GNU Parallel will also infloop if any process on the system (run by any user) has an empty argv[0] (which can actually happen; parallel scans /proc to find instances of itself). When I reported the bug, the author refused to fix it on the grounds that this behavior is a "malware detector". Between this weirdness and the citation-interface weirdness, I'm not keen on GNU Parallel.
One big turnoff with GNU parallel is that the first time it is run on a machine, you must interactively accept a EULA. There are ways around it, but as a rule of thumb I avoid command-line tools that do this, because this inconsistent runtime behavior is annoying at best and can easily break and complicate automation.
And no, I don't want to set an environment variable on a fleet of machines to suppress behavior which shouldn't be enabled by default to begin with! <cough> .NET telemetry </cough>
A real shame, because it is an otherwise useful tool IMHO.
jobflow[1] is what I'd be suggesting unless there was a very specific reason to use something massive like GNU Parallel. It is used as part of Sabotage Linux's package manager.
Suprised that nobody mentioned 'xargs -I{} -P N' yet. It is a GNU extension, but quite handy as it comes preinstalled pretty much on every Linux machine.
I propose a new project: lessutils.
You post about some program that you use for some simple task that's not among the "standard UNIX utils". (ed, sed, AWK, lex, etc.)
Then we show you how to do the same task with only the standard utils. (i.e. no install needed) -- inevitably someone shows us how to do it in AWK and makes all feel stupid. :)
If we are successful, you get to eliminate one more dependency from your system, not to mention reducing attack surface.
Yes.
letsencrypt.sh is a nice case study, spending a lot of effort to parse json with essentially bash & grep. It works now but is full of assumptions ("this array of hashes will not contain [ anywhere").
There is nothing in POSIX that's well suited to manipulating json in the way that jq is.
Unless the programs are setuid, is that a real problem? I mean, anyone who can call one of these utilities with some arguments can also call "sh -c ...", no?
My point is that if you have a meter-wide hole in your parachute (sh and other interpreters you can call to execute any code you want), also having small rips in the fabric probably doesn't really matter - if you have to rely on it, you're screwed anyway.
I'm a fan of the unix tools philosophy, but I sometimes wonder if there's much room for new tools to be added to that toolbox.

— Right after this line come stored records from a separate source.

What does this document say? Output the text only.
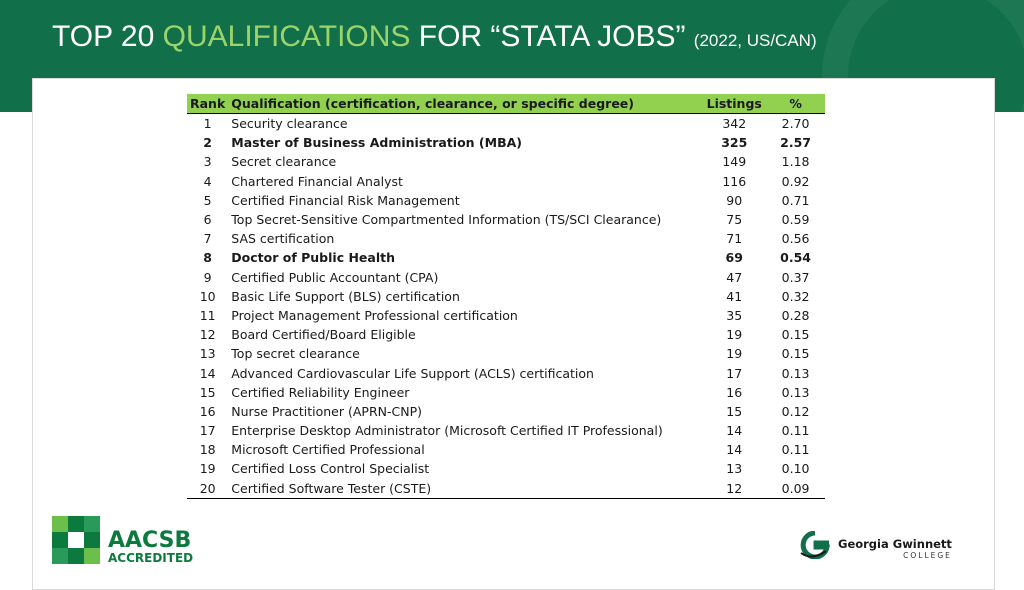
TOP 20 QUALIFICATIONS FOR “STATA JOBS” (2022, US/CAN)
Rank	Qualification (certification, clearance, or specific degree)	Listings	%
1	Security clearance	342	2.70
2	Master of Business Administration (MBA)	325	2.57
3	Secret clearance	149	1.18
4	Chartered Financial Analyst	116	0.92
5	Certified Financial Risk Management	90	0.71
6	Top Secret-Sensitive Compartmented Information (TS/SCI Clearance)	75	0.59
7	SAS certification	71	0.56
8	Doctor of Public Health	69	0.54
9	Certified Public Accountant (CPA)	47	0.37
10	Basic Life Support (BLS) certification	41	0.32
11	Project Management Professional certification	35	0.28
12	Board Certified/Board Eligible	19	0.15
13	Top secret clearance	19	0.15
14	Advanced Cardiovascular Life Support (ACLS) certification	17	0.13
15	Certified Reliability Engineer	16	0.13
16	Nurse Practitioner (APRN-CNP)	15	0.12
17	Enterprise Desktop Administrator (Microsoft Certified IT Professional)	14	0.11
18	Microsoft Certified Professional	14	0.11
19	Certified Loss Control Specialist	13	0.10
20	Certified Software Tester (CSTE)	12	0.09
AACSB
ACCREDITED
Georgia Gwinnett
COLLEGE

I've always wanted to come up with my own general-purpose new unix tool.
Just yesterday, I asked on lobste.rs [1] how I could take my small utility to compute the minimum, maximum, and expected value of a dice roll expressed in D&D notation and make it a better Unix citizen. The commenters were helpful, and with few changes I was able to make the program usable in a pipeline, even if I don't really expect that's going to be a use case for me.

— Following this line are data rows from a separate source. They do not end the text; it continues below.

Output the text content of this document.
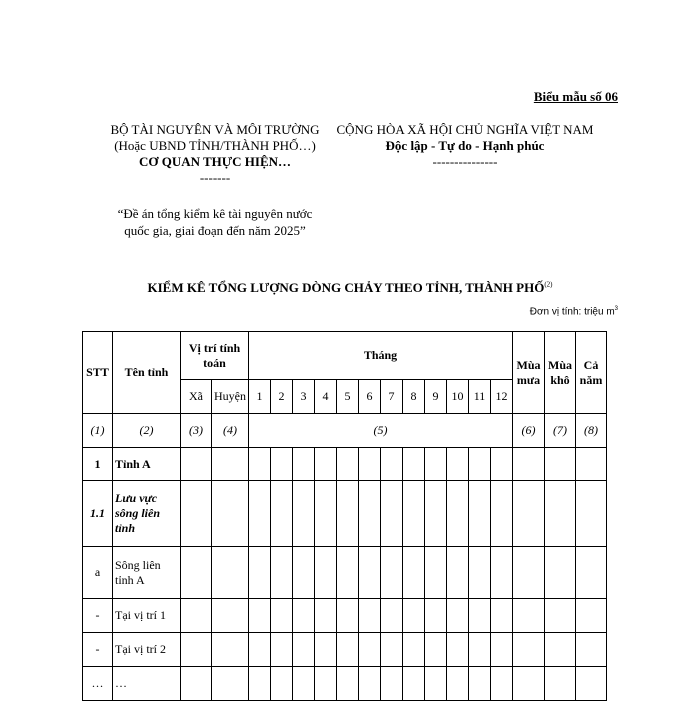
Biểu mẫu số 06
BỘ TÀI NGUYÊN VÀ MÔI TRƯỜNG
(Hoặc UBND TỈNH/THÀNH PHỐ…)
CƠ QUAN THỰC HIỆN…
-------
CỘNG HÒA XÃ HỘI CHỦ NGHĨA VIỆT NAM
Độc lập - Tự do - Hạnh phúc
---------------
“Đề án tổng kiểm kê tài nguyên nước
quốc gia, giai đoạn đến năm 2025”
KIỂM KÊ TỔNG LƯỢNG DÒNG CHẢY THEO TỈNH, THÀNH PHỐ$^{(2)}$
Đơn vị tính: triệu $m^3$
STT	Tên tỉnh	Vị trí tính toán		Tháng												Mùa mưa	Mùa khô	Cả năm
		Xã	Huyện	1	2	3	4	5	6	7	8	9	10	11	12			
(1)	(2)	(3)	(4)	(5)												(6)	(7)	(8)
1	Tỉnh A																	
1.1	Lưu vực sông liên tỉnh																	
a	Sông liên tỉnh A																	
-	Tại vị trí 1																	
-	Tại vị trí 2																	
…	…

As an aside, my utility is also written in Rust; nice to see more of these small programs written in Rust.
Once you realize that awk, while useful, is really just a terrible programming language with terrible syntax that you have to write in a string, with random unreadable environment variables to try to hack in useful functionality, then you are finally free.

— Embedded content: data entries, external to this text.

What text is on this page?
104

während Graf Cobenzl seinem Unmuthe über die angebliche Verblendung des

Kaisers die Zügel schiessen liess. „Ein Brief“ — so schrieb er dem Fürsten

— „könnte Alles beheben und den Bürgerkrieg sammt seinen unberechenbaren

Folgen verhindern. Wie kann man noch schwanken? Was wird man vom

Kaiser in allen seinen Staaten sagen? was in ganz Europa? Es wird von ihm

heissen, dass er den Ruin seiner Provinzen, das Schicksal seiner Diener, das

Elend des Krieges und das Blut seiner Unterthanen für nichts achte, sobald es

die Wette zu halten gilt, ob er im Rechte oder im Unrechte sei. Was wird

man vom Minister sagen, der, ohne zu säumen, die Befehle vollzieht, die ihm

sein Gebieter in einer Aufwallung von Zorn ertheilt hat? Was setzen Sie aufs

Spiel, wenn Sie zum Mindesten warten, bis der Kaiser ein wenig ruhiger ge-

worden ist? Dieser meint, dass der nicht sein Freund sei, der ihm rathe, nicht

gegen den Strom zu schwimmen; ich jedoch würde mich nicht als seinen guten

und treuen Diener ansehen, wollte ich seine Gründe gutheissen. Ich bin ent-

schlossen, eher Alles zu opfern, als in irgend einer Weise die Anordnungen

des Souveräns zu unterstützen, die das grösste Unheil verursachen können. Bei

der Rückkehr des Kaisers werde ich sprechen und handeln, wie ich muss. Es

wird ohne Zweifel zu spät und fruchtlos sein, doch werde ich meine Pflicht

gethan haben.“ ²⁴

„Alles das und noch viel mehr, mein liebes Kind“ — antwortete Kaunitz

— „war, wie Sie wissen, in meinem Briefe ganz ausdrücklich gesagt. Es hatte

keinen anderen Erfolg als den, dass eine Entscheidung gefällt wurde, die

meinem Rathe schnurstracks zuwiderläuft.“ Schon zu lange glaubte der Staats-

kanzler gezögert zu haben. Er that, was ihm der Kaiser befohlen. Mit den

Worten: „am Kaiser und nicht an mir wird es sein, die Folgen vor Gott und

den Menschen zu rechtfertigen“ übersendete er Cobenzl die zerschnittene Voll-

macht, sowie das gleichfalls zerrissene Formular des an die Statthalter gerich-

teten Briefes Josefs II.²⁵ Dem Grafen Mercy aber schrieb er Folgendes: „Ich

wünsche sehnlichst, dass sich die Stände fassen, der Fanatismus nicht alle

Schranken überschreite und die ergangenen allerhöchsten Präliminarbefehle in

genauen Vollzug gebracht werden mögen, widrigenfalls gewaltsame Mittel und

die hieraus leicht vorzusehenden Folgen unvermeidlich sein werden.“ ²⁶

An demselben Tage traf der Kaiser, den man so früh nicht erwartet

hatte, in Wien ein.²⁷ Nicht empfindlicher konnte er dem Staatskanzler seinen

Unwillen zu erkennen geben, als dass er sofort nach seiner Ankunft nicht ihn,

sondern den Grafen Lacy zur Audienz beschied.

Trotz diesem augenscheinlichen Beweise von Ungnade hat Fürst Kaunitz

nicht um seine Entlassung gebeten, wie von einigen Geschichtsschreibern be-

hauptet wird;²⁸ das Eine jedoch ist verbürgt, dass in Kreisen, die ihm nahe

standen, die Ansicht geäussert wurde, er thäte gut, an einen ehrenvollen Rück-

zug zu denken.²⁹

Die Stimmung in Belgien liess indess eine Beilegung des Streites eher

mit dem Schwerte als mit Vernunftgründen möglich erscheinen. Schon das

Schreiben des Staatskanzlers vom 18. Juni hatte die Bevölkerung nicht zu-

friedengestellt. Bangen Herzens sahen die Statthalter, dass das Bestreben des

awk is a full blown scripting language too. It has a versatile implied top-level control structure + code golf qualities (which is a plus for livecoding). But it's also crazy that we switch a language when its top-level structure is a good fit.
sponge only writes the file once all input has been read, and - if the file already exists - tries to do the operation atomically by writing to a temporary file and renaming it over the old file.
Good utility, but I would reccomend using the GNU ones as mentioned by another user although it will infloop the proccessess, you can use command-line tools to go around this.
From the lckdo manual:
"Now that util-linux contains a similar command named flock, lckdo is deprecated, and will be removed from some future version of moreutils."
Also check out combine. It allows you to combine lines from two files using boolean operations:
combine file1 [OPERATION] file2
Where [OPERATION] is one of [and, not, or, xor]. It allows you to quickly pull out interesting data from your files (the input files don't need to be sorted).
[0]: https://www.gnu.org/software/parallel/